Wind opponents have lamented the fact that the law as it exists puts approval of power projects in the hands of the three-person Public Service Board, which has the authority to approve a project even if it is opposed locally. The Public Service Department, which is part of the administration, has the power to recommend that a project be rejected, but the decision rests with the PSB.
Alarmed at the proliferation of wind projects in the state, opponents had recommended that the Legislature impose a three-year moratorium on ridgeline wind development. Senators crafting the bill have abandoned the moratorium, instead expanding the reach of Act 250, which specifically requires local and regional plans to be considered when projects are reviewed and which also demands special protection for upland alpine terrain.

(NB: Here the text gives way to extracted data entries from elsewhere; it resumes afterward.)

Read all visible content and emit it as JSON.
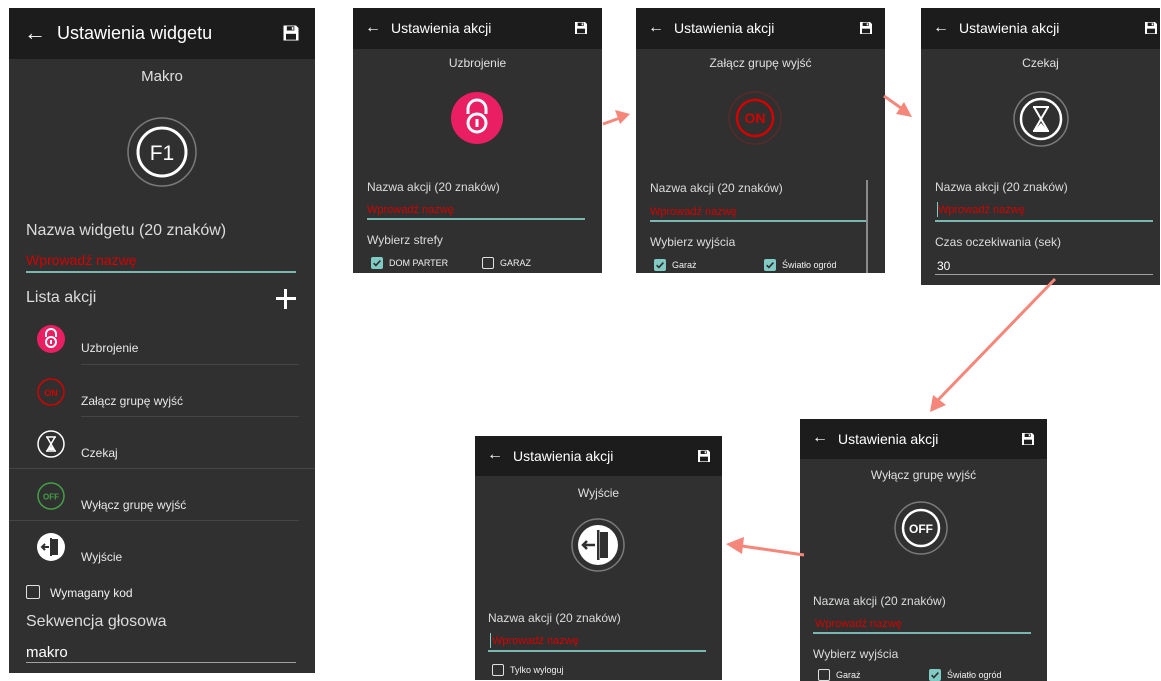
{
  "widget_screen": {
    "title": "Ustawienia widgetu",
    "subtitle": "Makro",
    "name_label": "Nazwa widgetu (20 znaków)",
    "name_placeholder": "Wprowadź nazwę",
    "actions_label": "Lista akcji",
    "actions": [
      {
        "label": "Uzbrojenie",
        "icon": "lock-icon"
      },
      {
        "label": "Załącz grupę wyjść",
        "icon": "on-icon"
      },
      {
        "label": "Czekaj",
        "icon": "hourglass-icon"
      },
      {
        "label": "Wyłącz grupę wyjść",
        "icon": "off-icon"
      },
      {
        "label": "Wyjście",
        "icon": "exit-door-icon"
      }
    ],
    "code_required_label": "Wymagany kod",
    "voice_label": "Sekwencja głosowa",
    "voice_value": "makro"
  },
  "arm_screen": {
    "title": "Ustawienia akcji",
    "subtitle": "Uzbrojenie",
    "name_label": "Nazwa akcji (20 znaków)",
    "name_placeholder": "Wprowadź nazwę",
    "select_label": "Wybierz strefy",
    "options": [
      {
        "label": "DOM PARTER",
        "checked": true
      },
      {
        "label": "GARAZ",
        "checked": false
      }
    ]
  },
  "on_screen": {
    "title": "Ustawienia akcji",
    "subtitle": "Załącz grupę wyjść",
    "name_label": "Nazwa akcji (20 znaków)",
    "name_placeholder": "Wprowadź nazwę",
    "select_label": "Wybierz wyjścia",
    "options": [
      {
        "label": "Garaż",
        "checked": true
      },
      {
        "label": "Światło ogród",
        "checked": true
      }
    ]
  },
  "wait_screen": {
    "title": "Ustawienia akcji",
    "subtitle": "Czekaj",
    "name_label": "Nazwa akcji (20 znaków)",
    "name_placeholder": "Wprowadź nazwę",
    "time_label": "Czas oczekiwania (sek)",
    "time_value": "30"
  },
  "off_screen": {
    "title": "Ustawienia akcji",
    "subtitle": "Wyłącz grupę wyjść",
    "name_label": "Nazwa akcji (20 znaków)",
    "name_placeholder": "Wprowadź nazwę",
    "select_label": "Wybierz wyjścia",
    "options": [
      {
        "label": "Garaż",
        "checked": false
      },
      {
        "label": "Światło ogród",
        "checked": true
      }
    ]
  },
  "exit_screen": {
    "title": "Ustawienia akcji",
    "subtitle": "Wyjście",
    "name_label": "Nazwa akcji (20 znaków)",
    "name_placeholder": "Wprowadź nazwę",
    "option_label": "Tylko wyloguj",
    "option_checked": false
  },
  "colors": {
    "panel_bg": "#303030",
    "appbar_bg": "#1c1c1c",
    "accent_pink": "#e91e63",
    "accent_red": "#d50000",
    "accent_green": "#43a047",
    "field_line": "#7ab7b0",
    "checkbox_on": "#80cbc4",
    "arrow": "#f4877a"
  }
}
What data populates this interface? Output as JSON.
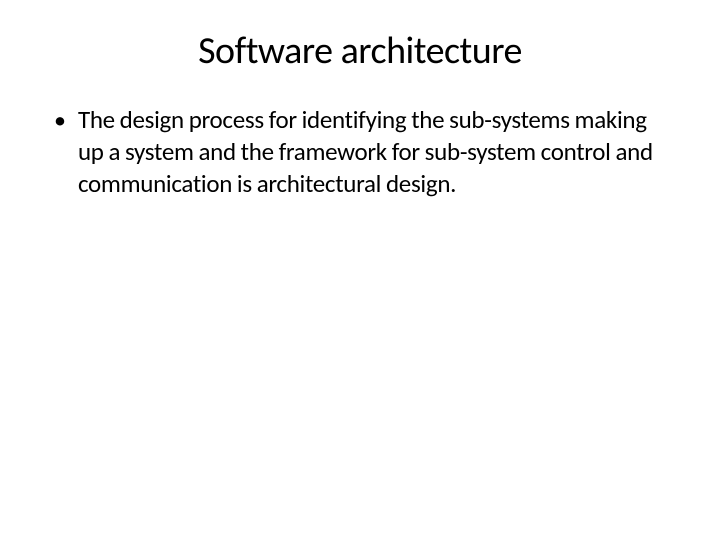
{
  "slide": {
    "title": "Software architecture",
    "bullets": [
      "The design process for identifying the sub-systems making up a system and the framework for sub-system control and communication is architectural design."
    ],
    "bullet_char": "•"
  }
}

These maneuvers in Montpelier come as new poll results show that, vocal opposition notwithstanding, wind power continues to enjoy support among a sizable majority of Vermonters. The trend is slightly down, but 69 percent of those polled support wind turbines.
The justification for exempting power projects from Act 250 review is that they are essential infrastructure that we cannot afford to expose to significant delays in protracted Act 250 hearings. Bringing wind projects under Act 250 suggests that in the eyes of some people, our mountaintops are as essential to our way of life as our electric power infrastructure.
It may be only a minority of Vermonters who hold the anti-wind, pro-ridgeline point of view, but their point of view must not be dismissed out of hand. Shumlin and his administration have felt obliged to pay lip service to the idea of local control, and even if a majority of Vermonters back wind power, a majority in a given town or region may well be opposed to a particular wind project, and they may have good reasons. It is good to listen to them.
The concerns of the ridgeline protectors are the fundamentally important concerns that underlie our most important environmental laws: the need to protect fragile topography, water and habitats.
Our mountaintops are among our most fragile environments. That’s why areas on the top of Camel’s Hump are roped off to hikers. We must not spurn the environmental sensitivity that has led a significant minority of people who cherish Vermont’s wild places to react strongly against wind projects.
At the same time, wind power has its place in our energy portfolio – if it can find its place within our mountainous landscape. The moratorium was not a good idea because it foreclosed the possibility, for a time at least, that there would be potential wind sites acceptable to some communities. The climate crisis requires that Vermont continue to lead in the development of sustainable, carbon-free power.
At the same time, the state’s communities ought to have a voice in siting decisions, even if it happens that Vermont’s geography and culture narrow the acceptability of towering mountaintop turbines. In that case, we might conclude that wind power has run its course in Vermont.
Wind power is a good alternative form of power, but no given wind project is so crucial that it needs to be exempted from Act 250. Act 250 review may be the death knell of additional wind projects, but if local opposition is as firm as that, then the deference that Shumlin and others have granted to local control may as well find expression in Act 250, our most important land-use law.